De acuerdo, admitía que el viaje había sido precisamente para hablar con él, y aún quería hacerlo. ¡Pero ahora estaban sus padres tan cerca!


Un ruido a sus espaldas le hizo girar y olvidarse momentáneamente de sus pensamientos. Draco ya se había puesto de pie y arreglaba su ropa y cabello con lo que tenía a la mano, lo cual no parecía tenerle muy contento. Sin embargo, Harry no pudo evitar sonreír, por lo menos ya no veía en él la angustiosa desesperación que le habían hecho descontrolarse.


— Parece que te sientes mejor. —le dijo acercándose.

— Mejor dicho, más dispuesto a irme de aquí cuanto antes... ¿ya encontraste cómo hacerlo?

— No, Dumbledore dijo que hablaríamos hoy. —le informó, mirándole detenidamente en busca de cualquier reacción negativa por la mención de ese nombre, pero Draco permaneció indiferente, aunque no estaba tan seguro de la sinceridad de esa pose—. Si quieres, puedo ir a hablar yo solo con él.

— No, aunque odio admitirlo tenías razón anoche. —respondió frunciendo el ceño, como si aquellas palabras le provocaran náuseas—. Ese viejo chocho no sabe nada y no tiene porqué enterarse... Además, aunque lo supiera tampoco importa, porque no me interesa lo que tenga que decir, yo no hice nada malo.

— Bueno... así como decir que no hiciste nada malo, pues tampoco exageres.

— ¡Potter!


Harry rió. Tal vez era que ahora estaba en el mismo lío que Malfoy, pero hasta le provocaba gracia verlo enfadarse tan fácilmente.
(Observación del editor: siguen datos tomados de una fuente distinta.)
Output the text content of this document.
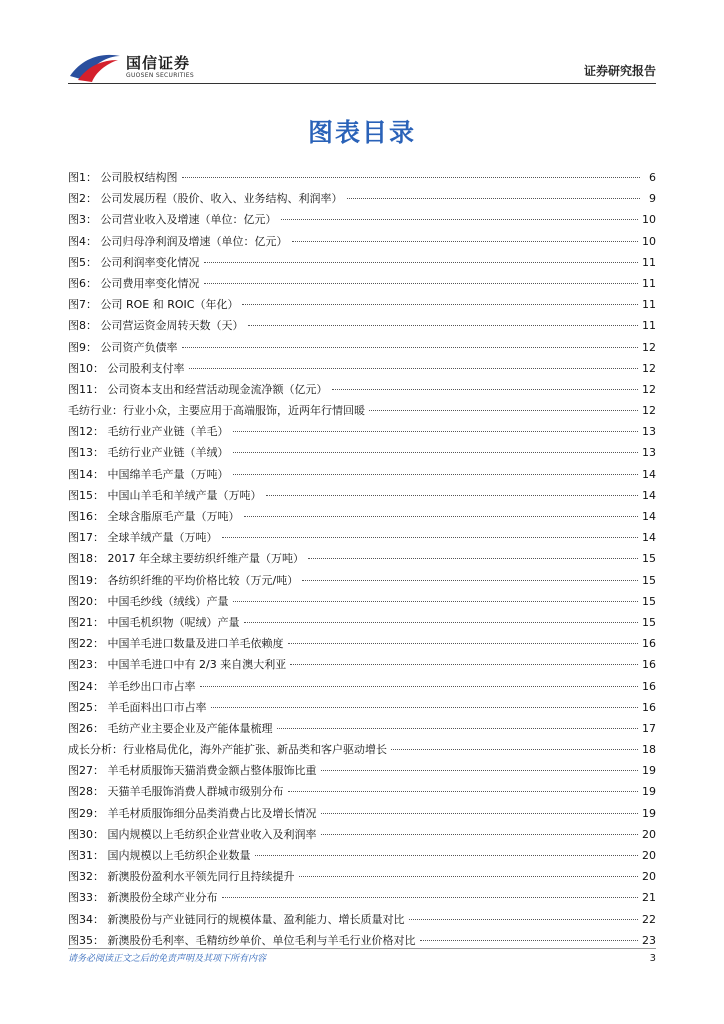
国信证券
GUOSEN SECURITIES	证券研究报告
图表目录
图1： 公司股权结构图	6
图2： 公司发展历程（股价、收入、业务结构、利润率）	9
图3： 公司营业收入及增速（单位：亿元）	10
图4： 公司归母净利润及增速（单位：亿元）	10
图5： 公司利润率变化情况	11
图6： 公司费用率变化情况	11
图7： 公司 ROE 和 ROIC（年化）	11
图8： 公司营运资金周转天数（天）	11
图9： 公司资产负债率	12
图10： 公司股利支付率	12
图11： 公司资本支出和经营活动现金流净额（亿元）	12
毛纺行业：行业小众，主要应用于高端服饰，近两年行情回暖	12
图12： 毛纺行业产业链（羊毛）	13
图13： 毛纺行业产业链（羊绒）	13
图14： 中国绵羊毛产量（万吨）	14
图15： 中国山羊毛和羊绒产量（万吨）	14
图16： 全球含脂原毛产量（万吨）	14
图17： 全球羊绒产量（万吨）	14
图18： 2017 年全球主要纺织纤维产量（万吨）	15
图19： 各纺织纤维的平均价格比较（万元/吨）	15
图20： 中国毛纱线（绒线）产量	15
图21： 中国毛机织物（呢绒）产量	15
图22： 中国羊毛进口数量及进口羊毛依赖度	16
图23： 中国羊毛进口中有 2/3 来自澳大利亚	16
图24： 羊毛纱出口市占率	16
图25： 羊毛面料出口市占率	16
图26： 毛纺产业主要企业及产能体量梳理	17
成长分析：行业格局优化，海外产能扩张、新品类和客户驱动增长	18
图27： 羊毛材质服饰天猫消费金额占整体服饰比重	19
图28： 天猫羊毛服饰消费人群城市级别分布	19
图29： 羊毛材质服饰细分品类消费占比及增长情况	19
图30： 国内规模以上毛纺织企业营业收入及利润率	20
图31： 国内规模以上毛纺织企业数量	20
图32： 新澳股份盈利水平领先同行且持续提升	20
图33： 新澳股份全球产业分布	21
图34： 新澳股份与产业链同行的规模体量、盈利能力、增长质量对比	22
图35： 新澳股份毛利率、毛精纺纱单价、单位毛利与羊毛行业价格对比	23
请务必阅读正文之后的免责声明及其项下所有内容	3
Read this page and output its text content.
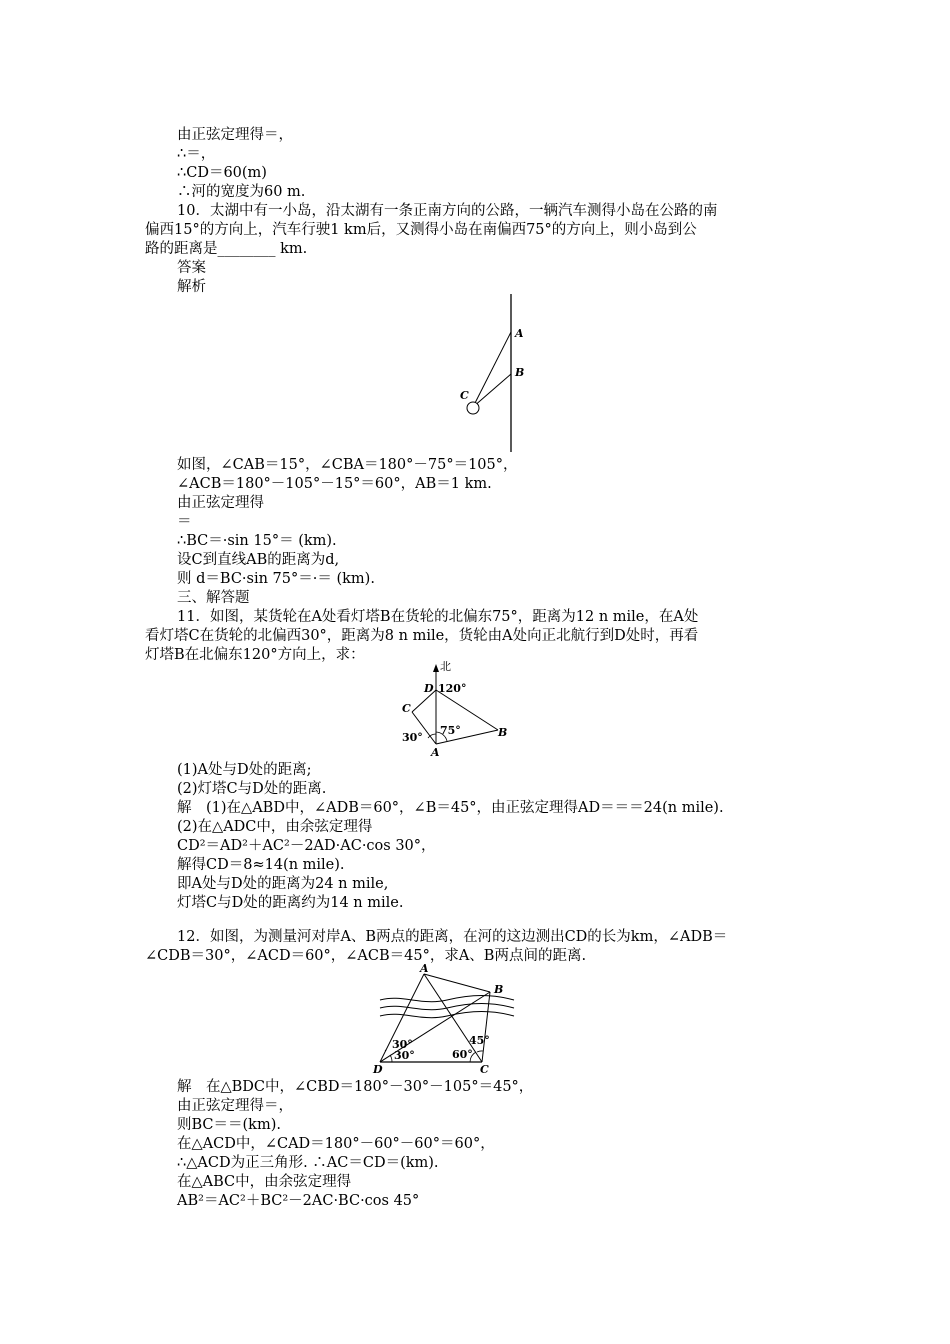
由正弦定理得＝，
∴＝，
∴CD＝60(m)
∴河的宽度为60 m.
10．太湖中有一小岛，沿太湖有一条正南方向的公路，一辆汽车测得小岛在公路的南
偏西15°的方向上，汽车行驶1 km后，又测得小岛在南偏西75°的方向上，则小岛到公
路的距离是________ km.
答案
解析
A
B
C
如图，∠CAB＝15°，∠CBA＝180°－75°＝105°，
∠ACB＝180°－105°－15°＝60°，AB＝1 km.
由正弦定理得
＝
∴BC＝·sin 15°＝ (km).
设C到直线AB的距离为d,
则 d＝BC·sin 75°＝·＝ (km).
三、解答题
11．如图，某货轮在A处看灯塔B在货轮的北偏东75°，距离为12 n mile，在A处
看灯塔C在货轮的北偏西30°，距离为8 n mile，货轮由A处向正北航行到D处时，再看
灯塔B在北偏东120°方向上，求：
北
D 120°
C
75°
30°
A
B
(1)A处与D处的距离;
(2)灯塔C与D处的距离.
解　(1)在△ABD中，∠ADB＝60°，∠B＝45°，由正弦定理得AD＝＝＝24(n mile).
(2)在△ADC中，由余弦定理得
CD²＝AD²＋AC²－2AD·AC·cos 30°，
解得CD＝8≈14(n mile).
即A处与D处的距离为24 n mile,
灯塔C与D处的距离约为14 n mile.
12．如图，为测量河对岸A、B两点的距离，在河的这边测出CD的长为km，∠ADB＝
∠CDB＝30°，∠ACD＝60°，∠ACB＝45°，求A、B两点间的距离.
A
B
30°
30°	60°
45°
D	C
解　在△BDC中，∠CBD＝180°－30°－105°＝45°，
由正弦定理得＝，
则BC＝＝(km).
在△ACD中，∠CAD＝180°－60°－60°＝60°，
∴△ACD为正三角形. ∴AC＝CD＝(km).
在△ABC中，由余弦定理得
AB²＝AC²＋BC²－2AC·BC·cos 45°
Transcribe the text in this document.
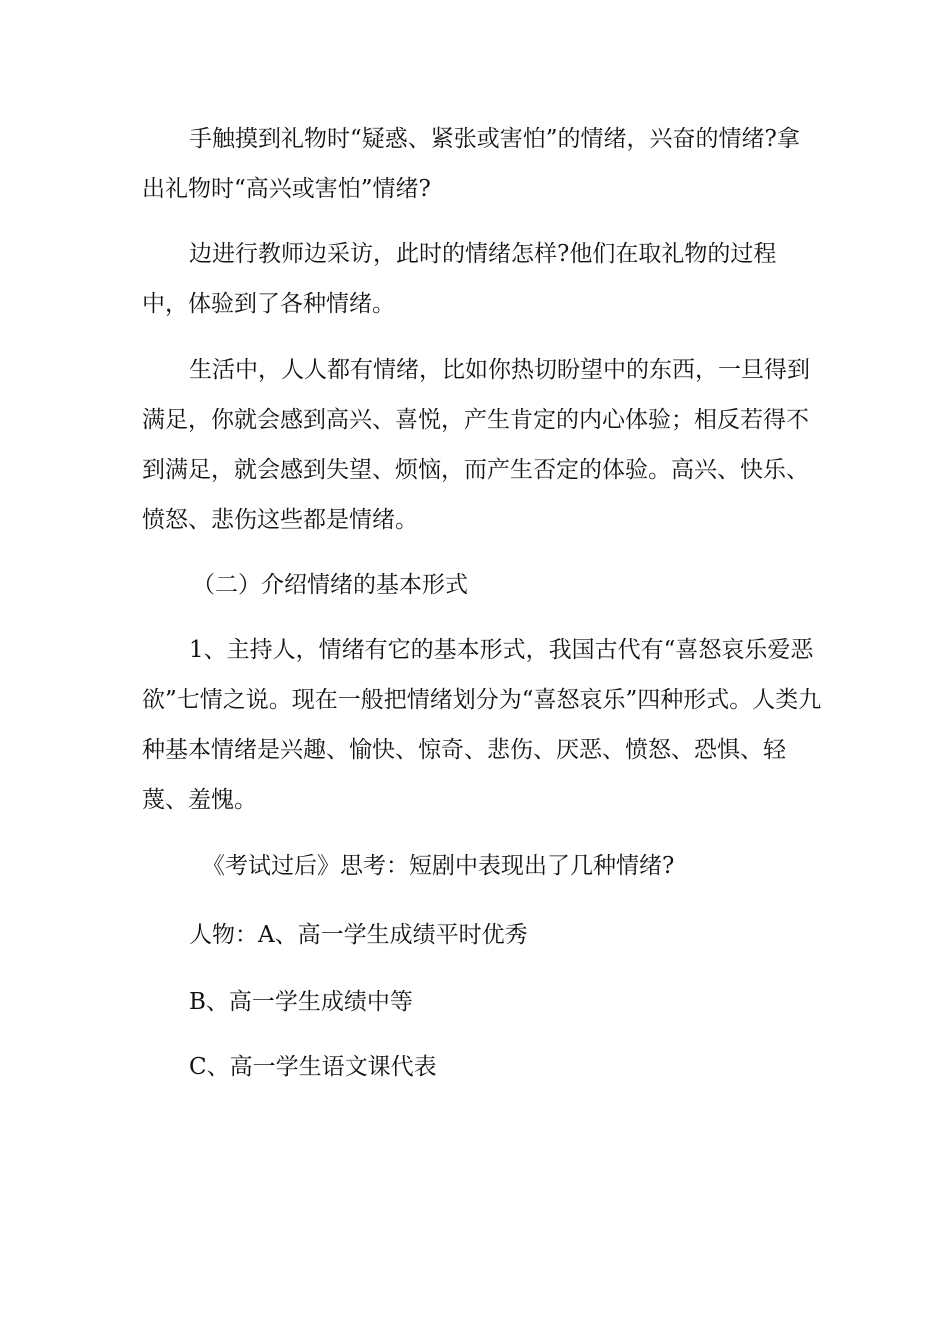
手触摸到礼物时“疑惑、紧张或害怕”的情绪，兴奋的情绪?拿出礼物时“高兴或害怕”情绪?

边进行教师边采访，此时的情绪怎样?他们在取礼物的过程中，体验到了各种情绪。

生活中，人人都有情绪，比如你热切盼望中的东西，一旦得到满足，你就会感到高兴、喜悦，产生肯定的内心体验；相反若得不到满足，就会感到失望、烦恼，而产生否定的体验。高兴、快乐、愤怒、悲伤这些都是情绪。

（二）介绍情绪的基本形式

1、主持人，情绪有它的基本形式，我国古代有“喜怒哀乐爱恶欲”七情之说。现在一般把情绪划分为“喜怒哀乐”四种形式。人类九种基本情绪是兴趣、愉快、惊奇、悲伤、厌恶、愤怒、恐惧、轻蔑、羞愧。

《考试过后》思考：短剧中表现出了几种情绪?

人物：A、高一学生成绩平时优秀

B、高一学生成绩中等

C、高一学生语文课代表
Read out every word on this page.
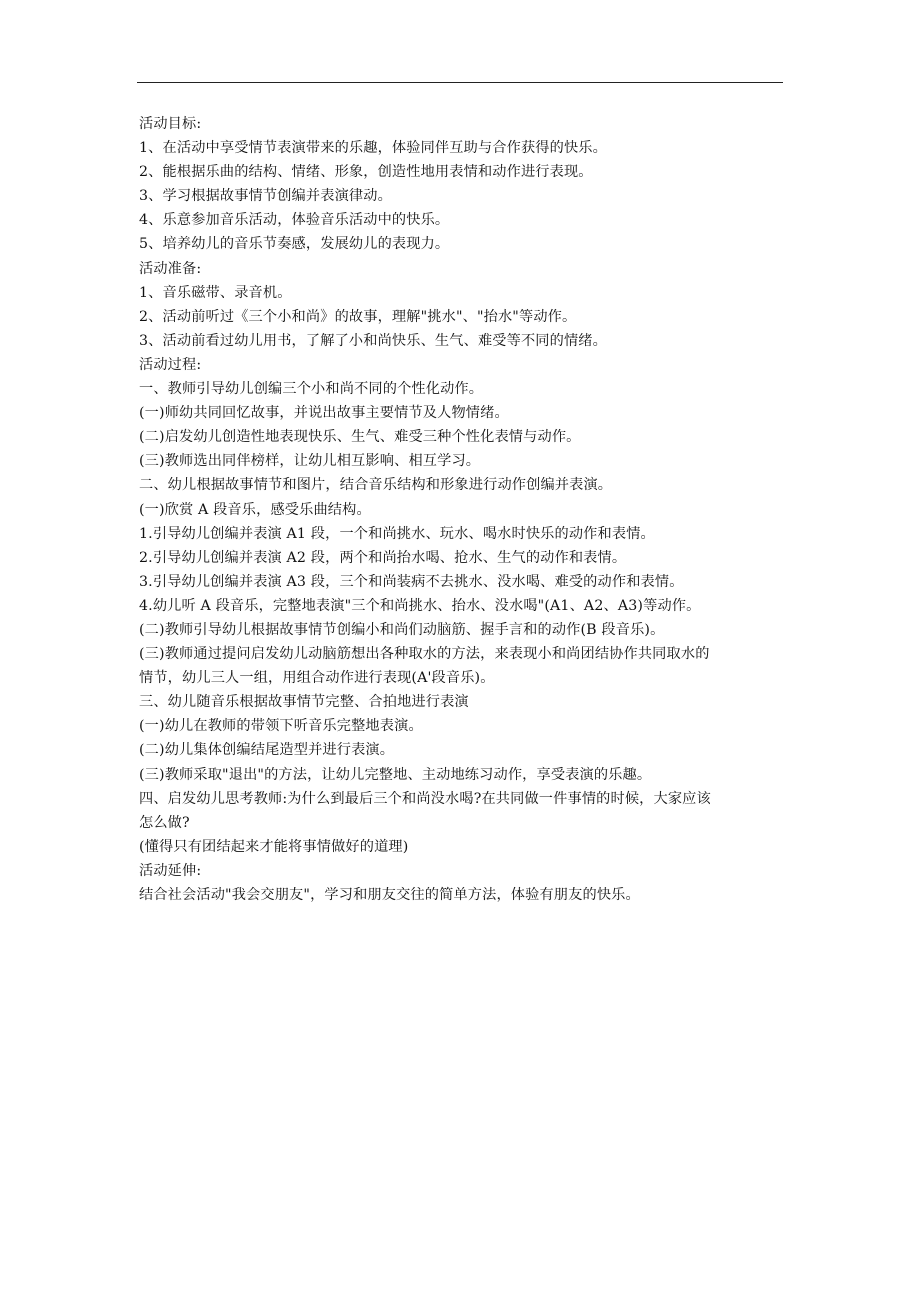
活动目标:
1、在活动中享受情节表演带来的乐趣，体验同伴互助与合作获得的快乐。
2、能根据乐曲的结构、情绪、形象，创造性地用表情和动作进行表现。
3、学习根据故事情节创编并表演律动。
4、乐意参加音乐活动，体验音乐活动中的快乐。
5、培养幼儿的音乐节奏感，发展幼儿的表现力。
活动准备:
1、音乐磁带、录音机。
2、活动前听过《三个小和尚》的故事，理解"挑水"、"抬水"等动作。
3、活动前看过幼儿用书，了解了小和尚快乐、生气、难受等不同的情绪。
活动过程:
一、教师引导幼儿创编三个小和尚不同的个性化动作。
(一)师幼共同回忆故事，并说出故事主要情节及人物情绪。
(二)启发幼儿创造性地表现快乐、生气、难受三种个性化表情与动作。
(三)教师选出同伴榜样，让幼儿相互影响、相互学习。
二、幼儿根据故事情节和图片，结合音乐结构和形象进行动作创编并表演。
(一)欣赏 A 段音乐，感受乐曲结构。
1.引导幼儿创编并表演 A1 段，一个和尚挑水、玩水、喝水时快乐的动作和表情。
2.引导幼儿创编并表演 A2 段，两个和尚抬水喝、抢水、生气的动作和表情。
3.引导幼儿创编并表演 A3 段，三个和尚装病不去挑水、没水喝、难受的动作和表情。
4.幼儿听 A 段音乐，完整地表演"三个和尚挑水、抬水、没水喝"(A1、A2、A3)等动作。
(二)教师引导幼儿根据故事情节创编小和尚们动脑筋、握手言和的动作(B 段音乐)。
(三)教师通过提问启发幼儿动脑筋想出各种取水的方法，来表现小和尚团结协作共同取水的
情节，幼儿三人一组，用组合动作进行表现(A'段音乐)。
三、幼儿随音乐根据故事情节完整、合拍地进行表演
(一)幼儿在教师的带领下听音乐完整地表演。
(二)幼儿集体创编结尾造型并进行表演。
(三)教师采取"退出"的方法，让幼儿完整地、主动地练习动作，享受表演的乐趣。
四、启发幼儿思考教师:为什么到最后三个和尚没水喝?在共同做一件事情的时候，大家应该
怎么做?
(懂得只有团结起来才能将事情做好的道理)
活动延伸:
结合社会活动"我会交朋友"，学习和朋友交往的简单方法，体验有朋友的快乐。
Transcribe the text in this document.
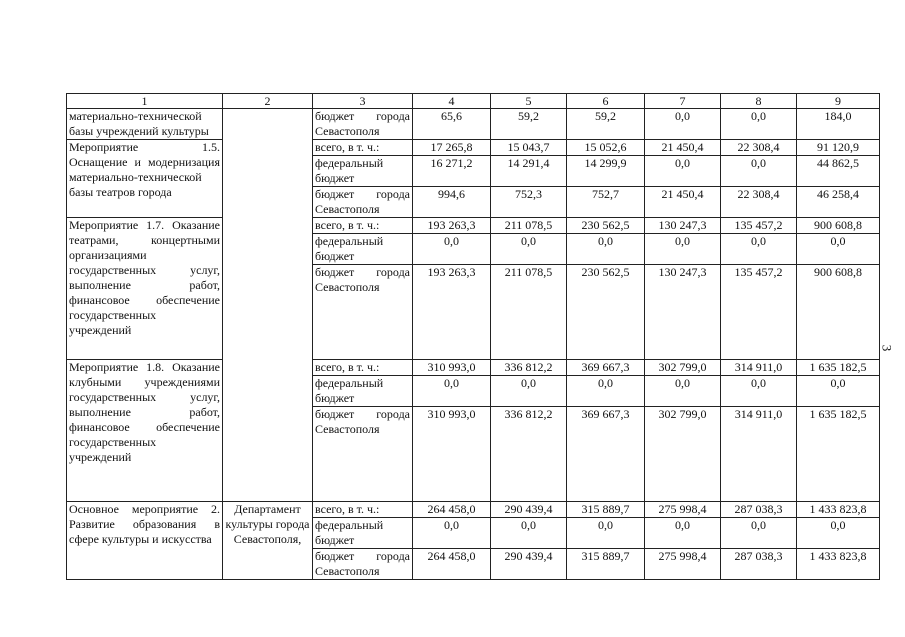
1	2	3	4	5	6	7	8	9
материально-технической базы учреждений культуры		бюджет города Севастополя	65,6	59,2	59,2	0,0	0,0	184,0
Мероприятие 1.5. Оснащение и модернизация материально-технической базы театров города		всего, в т. ч.:	17 265,8	15 043,7	15 052,6	21 450,4	22 308,4	91 120,9
		федеральный бюджет	16 271,2	14 291,4	14 299,9	0,0	0,0	44 862,5
		бюджет города Севастополя	994,6	752,3	752,7	21 450,4	22 308,4	46 258,4
Мероприятие 1.7. Оказание театрами, концертными организациями государственных услуг, выполнение работ, финансовое обеспечение государственных учреждений		всего, в т. ч.:	193 263,3	211 078,5	230 562,5	130 247,3	135 457,2	900 608,8
		федеральный бюджет	0,0	0,0	0,0	0,0	0,0	0,0
		бюджет города Севастополя	193 263,3	211 078,5	230 562,5	130 247,3	135 457,2	900 608,8
Мероприятие 1.8. Оказание клубными учреждениями государственных услуг, выполнение работ, финансовое обеспечение государственных учреждений		всего, в т. ч.:	310 993,0	336 812,2	369 667,3	302 799,0	314 911,0	1 635 182,5
		федеральный бюджет	0,0	0,0	0,0	0,0	0,0	0,0
		бюджет города Севастополя	310 993,0	336 812,2	369 667,3	302 799,0	314 911,0	1 635 182,5
Основное мероприятие 2. Развитие образования в сфере культуры и искусства	Департамент культуры города Севастополя,	всего, в т. ч.:	264 458,0	290 439,4	315 889,7	275 998,4	287 038,3	1 433 823,8
		федеральный бюджет	0,0	0,0	0,0	0,0	0,0	0,0
		бюджет города Севастополя	264 458,0	290 439,4	315 889,7	275 998,4	287 038,3	1 433 823,8
3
Sin embargo, parecía que el rubio no tenía el mismo sentimiento, pues salió de la enfermería sin esperarlo siquiera. Dejando de reír, el ojiverde fue tras de él.


— ¿Ya vas a dejar de ser tan simplón? —preguntó Draco cuando tuvo al Gryffindor caminando tranquilamente a su lado.

— Eres un malhumorado, hurón. Pero de acuerdo, hablemos seriamente entonces... ¿no crees que deberíamos usar la capa? Estos pasillos van a llenarse de estudiantes de un momento a otro.

— No pienso andar escondiéndome a todas horas, y sigue caminando, que ya quiero regresar a mi casa.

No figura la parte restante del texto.